Your next job may be in your past
➔ Job seeking is a process – a sales process. You’re essentially selling yourself and a job interview is your chance to make your sales pitch.
There are a lot characteristics that you can emphasize as part of your sales pitch. This is true for all job seekers. Everyone has something to offer.
It should come as no surprise that, for older job seekers, their strongest sales benefit is their experience.
Not true across the board
For anyone who has ever looked into investing their money in a stock, a mutual fund, or any investment vehicle, you’re familiar with the phrase “past results are no guarantee of future performance.” When you’re talking about investing your money, that is on-the-button true.
The same can’t be said, however, for job seeking. In fact, just the opposite is generally the case.

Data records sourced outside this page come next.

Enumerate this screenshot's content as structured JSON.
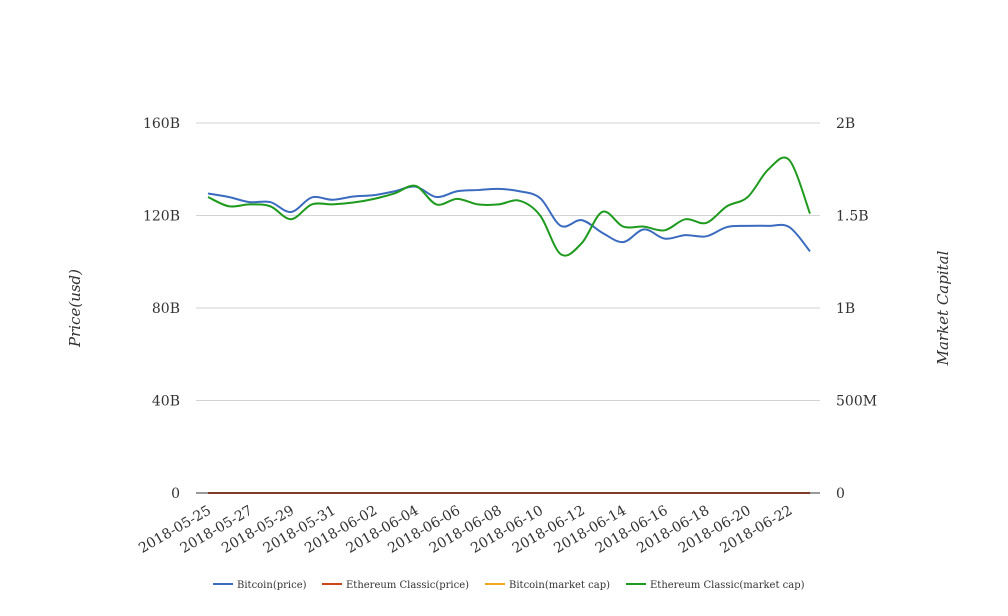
{
  "chart_data": {
    "type": "line",
    "title": "",
    "ylabel_left": "Price(usd)",
    "ylabel_right": "Market Capital",
    "x": [
      "2018-05-25",
      "2018-05-26",
      "2018-05-27",
      "2018-05-28",
      "2018-05-29",
      "2018-05-30",
      "2018-05-31",
      "2018-06-01",
      "2018-06-02",
      "2018-06-03",
      "2018-06-04",
      "2018-06-05",
      "2018-06-06",
      "2018-06-07",
      "2018-06-08",
      "2018-06-09",
      "2018-06-10",
      "2018-06-11",
      "2018-06-12",
      "2018-06-13",
      "2018-06-14",
      "2018-06-15",
      "2018-06-16",
      "2018-06-17",
      "2018-06-18",
      "2018-06-19",
      "2018-06-20",
      "2018-06-21",
      "2018-06-22",
      "2018-06-23"
    ],
    "x_tick_labels": [
      "2018-05-25",
      "2018-05-27",
      "2018-05-29",
      "2018-05-31",
      "2018-06-02",
      "2018-06-04",
      "2018-06-06",
      "2018-06-08",
      "2018-06-10",
      "2018-06-12",
      "2018-06-14",
      "2018-06-16",
      "2018-06-18",
      "2018-06-20",
      "2018-06-22"
    ],
    "y_left": {
      "ticks": [
        0,
        40,
        80,
        120,
        160
      ],
      "tick_labels": [
        "0",
        "40B",
        "80B",
        "120B",
        "160B"
      ],
      "ylim": [
        0,
        160
      ]
    },
    "y_right": {
      "ticks": [
        0,
        0.5,
        1,
        1.5,
        2
      ],
      "tick_labels": [
        "0",
        "500M",
        "1B",
        "1.5B",
        "2B"
      ],
      "ylim": [
        0,
        2
      ]
    },
    "grid": true,
    "legend_position": "bottom",
    "series": [
      {
        "name": "Bitcoin(price)",
        "axis": "left",
        "color": "#3b6bbf",
        "values": [
          129.5,
          128.0,
          125.8,
          125.8,
          121.5,
          127.8,
          126.8,
          128.2,
          128.8,
          130.5,
          132.5,
          128.0,
          130.5,
          131.0,
          131.5,
          130.5,
          127.5,
          115.5,
          118.0,
          112.5,
          108.5,
          114.0,
          110.0,
          111.5,
          111.0,
          115.0,
          115.5,
          115.5,
          115.0,
          104.5
        ]
      },
      {
        "name": "Ethereum Classic(price)",
        "axis": "left",
        "color": "#c9461e",
        "values": [
          0,
          0,
          0,
          0,
          0,
          0,
          0,
          0,
          0,
          0,
          0,
          0,
          0,
          0,
          0,
          0,
          0,
          0,
          0,
          0,
          0,
          0,
          0,
          0,
          0,
          0,
          0,
          0,
          0,
          0
        ]
      },
      {
        "name": "Bitcoin(market cap)",
        "axis": "left",
        "color": "#f2a81d",
        "values": [
          0,
          0,
          0,
          0,
          0,
          0,
          0,
          0,
          0,
          0,
          0,
          0,
          0,
          0,
          0,
          0,
          0,
          0,
          0,
          0,
          0,
          0,
          0,
          0,
          0,
          0,
          0,
          0,
          0,
          0
        ]
      },
      {
        "name": "Ethereum Classic(market cap)",
        "axis": "right",
        "color": "#1e9a1e",
        "values": [
          1.6,
          1.55,
          1.56,
          1.55,
          1.48,
          1.56,
          1.56,
          1.57,
          1.59,
          1.62,
          1.66,
          1.56,
          1.59,
          1.56,
          1.56,
          1.58,
          1.5,
          1.29,
          1.35,
          1.52,
          1.44,
          1.44,
          1.42,
          1.48,
          1.46,
          1.55,
          1.6,
          1.75,
          1.8,
          1.51
        ]
      }
    ]
  }
}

Hall of Fame football coach Bill Parcells likes to say that “you are what your record says you are.” That is: if you have a .500 record, your team is likely to be middle-of-the-road average. Likewise, if you have a winning record, you’re likely to be a winning team. And, well, you know the rest.
The same is true for job seekers. If you want to convince an interviewer what kind of an employee you’ll be, have them check your track record. Have them look at what you’ve done. In this case, past behavior is the best predictor of future success.
You know that you’ll be successful at this job, because you’ve been successful at jobs in the past – maybe even at doing the exact same thing that you’re interviewing for now. But that’s the low-hanging fruit.
Even if it’s something different – maybe even a different career altogether, there are probably still correlations. If punctuality is important in this job, you’ve proven that you can be punctual. If working independently is key to success in this job, in your past work life you’ve shown that you can work independently… and that you’re pretty darn good at.
It doesn’t matter that you don’t have a track record of doing precisely what this new job calls for, you most likely have some soft skill(s), some transferable skill(s) that will apply. That’s all a part of selling you!